My theory at this point is that orthodox CD'ing -- pretending to be a women part of the time, and dressing and acting like a man the rest of the time -- is a way for a man to deal with his own discomfort with traditional gender roles, without having to challenge those roles.
By temporarily being a woman, including changing their name, they get to act out all those things that they envy in the feminine role that they aren't allowed (and would not allow themselves) to do as men. The "feminine self" that they get in touch with is their fantasy of the priviledges they think women have. They can ignore the disadvantages of being a woman, including the discomforts inherent in the things they like about femininity, because they can return to being men whenever they want.
Note that the kilt websites also don't challenge gender roles. Indeed, a constant theme is finding ways to prove your manhood while/despite wearing a kilt. ("I'm a man, I say it's a kilt and not a bloody skirt, and I'll prove it by pounding anyone to a pulp who doesn't agree with me.") The testosterone levels at "X marks the Scot" and "kiltmen" can be a little suffocating.

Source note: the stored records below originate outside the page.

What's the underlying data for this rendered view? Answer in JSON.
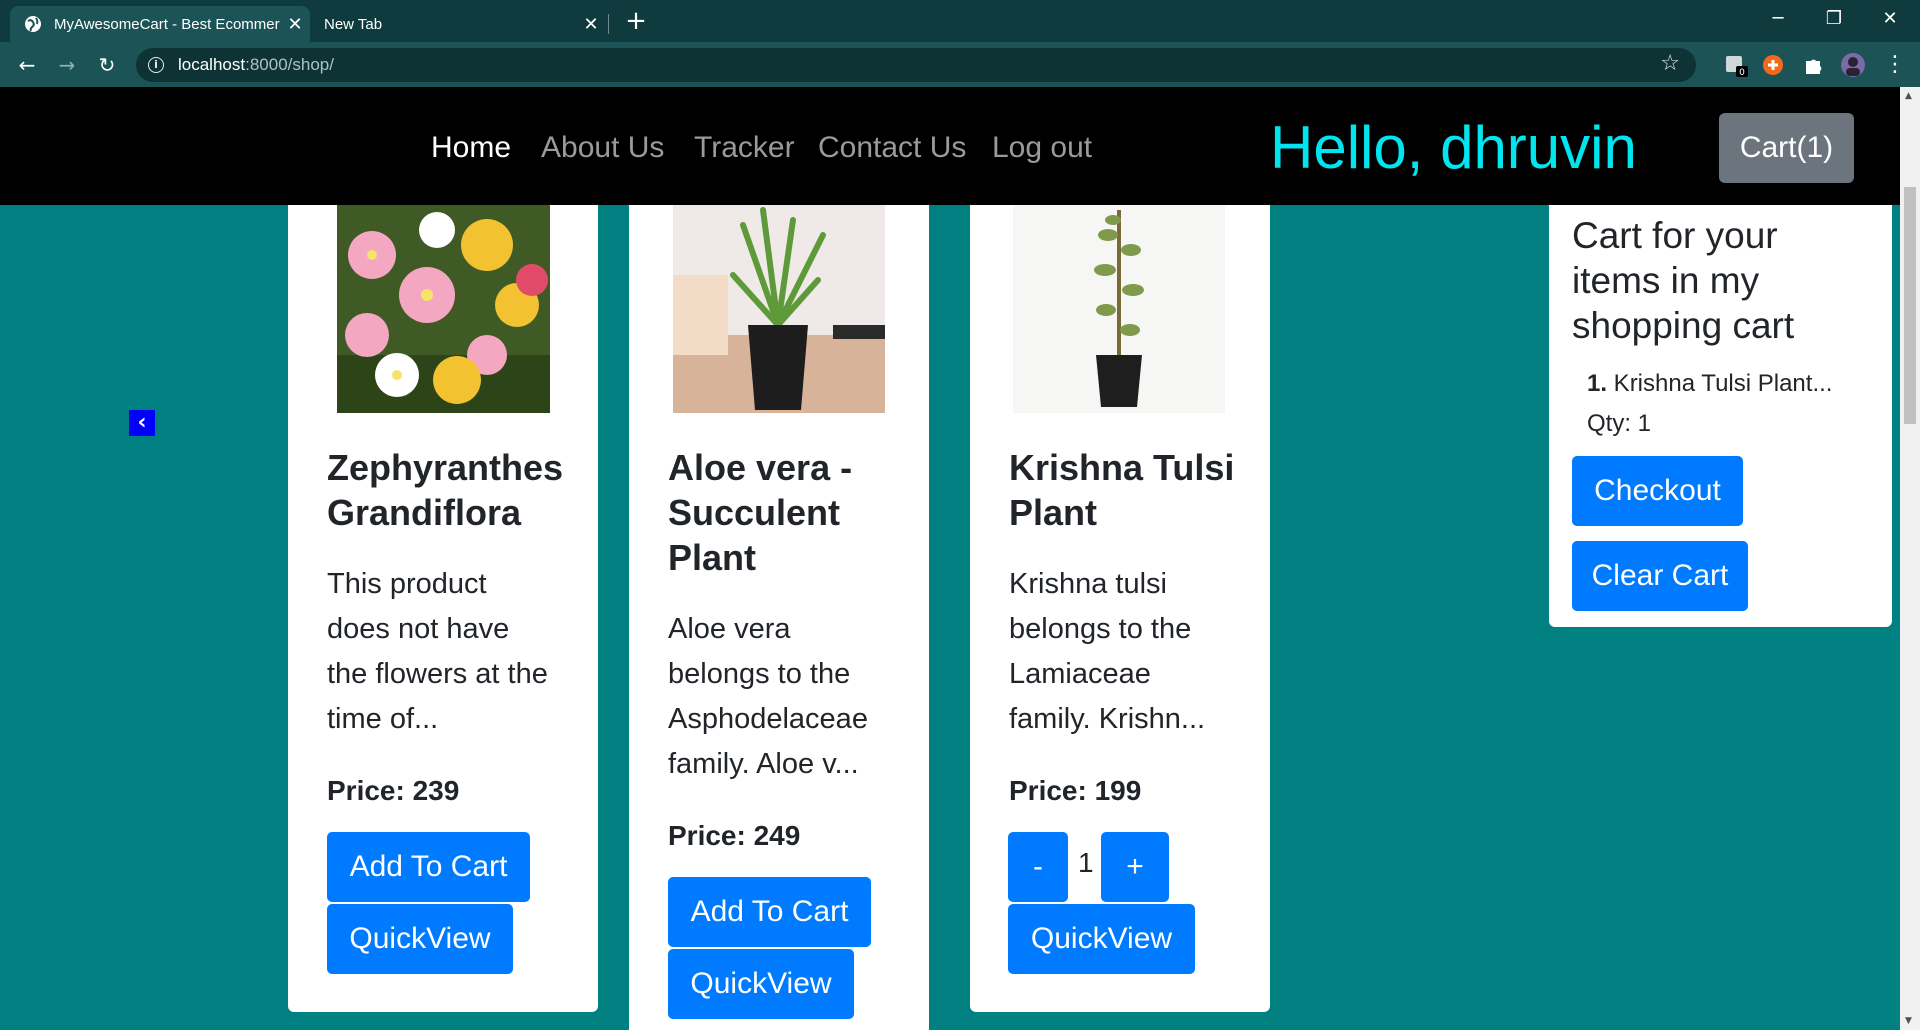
{
  "browser": {
    "tabs": [
      {
        "title": "MyAwesomeCart - Best Ecommerce",
        "active": true
      },
      {
        "title": "New Tab",
        "active": false
      }
    ],
    "url_host": "localhost",
    "url_rest": ":8000/shop/",
    "extension_badge": "0"
  },
  "nav": {
    "links": [
      "Home",
      "About Us",
      "Tracker",
      "Contact Us",
      "Log out"
    ],
    "greeting": "Hello, dhruvin",
    "cart_button": "Cart(1)"
  },
  "products": [
    {
      "name_lines": [
        "Zephyranthes",
        "Grandiflora"
      ],
      "desc_lines": [
        "This product",
        "does not have",
        "the flowers at the",
        "time of..."
      ],
      "price": "Price: 239",
      "add_label": "Add To Cart",
      "quickview_label": "QuickView"
    },
    {
      "name_lines": [
        "Aloe vera -",
        "Succulent",
        "Plant"
      ],
      "desc_lines": [
        "Aloe vera",
        "belongs to the",
        "Asphodelaceae",
        "family. Aloe v..."
      ],
      "price": "Price: 249",
      "add_label": "Add To Cart",
      "quickview_label": "QuickView"
    },
    {
      "name_lines": [
        "Krishna Tulsi",
        "Plant"
      ],
      "desc_lines": [
        "Krishna tulsi",
        "belongs to the",
        "Lamiaceae",
        "family. Krishn..."
      ],
      "price": "Price: 199",
      "minus_label": "-",
      "qty": "1",
      "plus_label": "+",
      "quickview_label": "QuickView"
    }
  ],
  "cart_panel": {
    "title": "Cart for your items in my shopping cart",
    "item_index": "1.",
    "item_name": " Krishna Tulsi Plant...",
    "item_qty": "Qty: 1",
    "checkout_label": "Checkout",
    "clear_label": "Clear Cart"
  },
  "colors": {
    "page_bg": "#008080",
    "nav_bg": "#000000",
    "greeting": "#00e5ee",
    "primary_button": "#007bff",
    "cart_button": "#6c757d"
  }
}
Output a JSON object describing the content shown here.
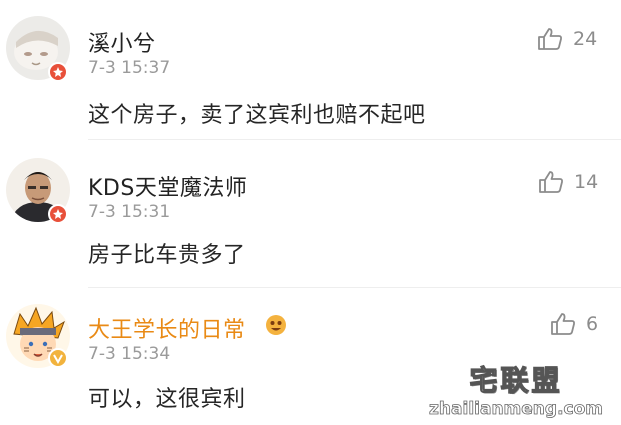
{
  "comments": [
    {
      "username": "溪小兮",
      "time": "7-3 15:37",
      "text": "这个房子，卖了这宾利也赔不起吧",
      "likes": "24",
      "avatar": "avatar-cartoon-face",
      "badge_color": "#e8503a"
    },
    {
      "username": "KDS天堂魔法师",
      "time": "7-3 15:31",
      "text": "房子比车贵多了",
      "likes": "14",
      "avatar": "avatar-man-photo",
      "badge_color": "#e8503a"
    },
    {
      "username": "大王学长的日常",
      "time": "7-3 15:34",
      "text": "可以，这很宾利",
      "likes": "6",
      "avatar": "avatar-naruto",
      "badge_color": "#f2b33d",
      "name_color": "#e98a15"
    }
  ],
  "watermark": {
    "logo": "宅联盟",
    "url": "zhailianmeng.com"
  },
  "icons": {
    "like": "thumbs-up-icon",
    "verified": "verified-badge-icon",
    "medal": "fan-medal-icon"
  }
}
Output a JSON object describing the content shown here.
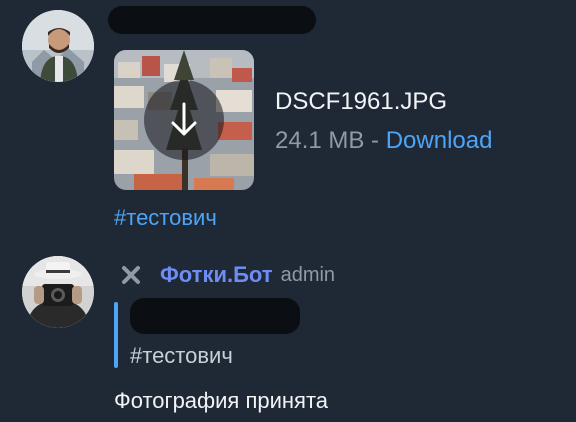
{
  "message_1": {
    "file": {
      "name": "DSCF1961.JPG",
      "size": "24.1 MB",
      "separator": " - ",
      "download_label": "Download"
    },
    "hashtag": "#тестович"
  },
  "message_2": {
    "sender_name": "Фотки.Бот",
    "sender_role": "admin",
    "quote_text": "#тестович",
    "text": "Фотография принята"
  },
  "icons": {
    "download": "arrow-down-icon",
    "bot_marker": "x-icon"
  },
  "colors": {
    "background": "#1f2936",
    "link": "#4ea4f6",
    "sender": "#6f8cf5",
    "muted": "#8f9aa6"
  }
}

In this respect, what we do here is more radical and more of a challenge to society than even the most extreme CD'er or drag queen.
It may also explain why there are hundreds of websites, businesses, bars, etc., that cater to CD'ers, but only a few small, struggling businesses (and a few websites) for men who want to wear "feminine" clothing without trying to pass for women. CD'ers can take their roles "off the rack", while we are more or less having to make it up for ourselves. CD'ers are dealing with known quantities, and can follow well-trodden paths. What we are doing is much harder: each of us blazing our own trail, and dealing with all the dead ends, back tracking, and brush clearing that that involves.
This still leaves me with the question: why am I doing this?
My analyst (everyone in the NYC area has an analyst, just ask Woody Allen

But then I remember a feminist writing something like this:
Maybe I just like skirts and petticoats (and other flouncy, frilly, silky, etc., things.)conventional wisdom has it that when a girl climbs a tree, she's trying to prove she's as good as a boy. But maybe she just likes to climb trees.
And don't want to have to pretend to be someone else in order to do it.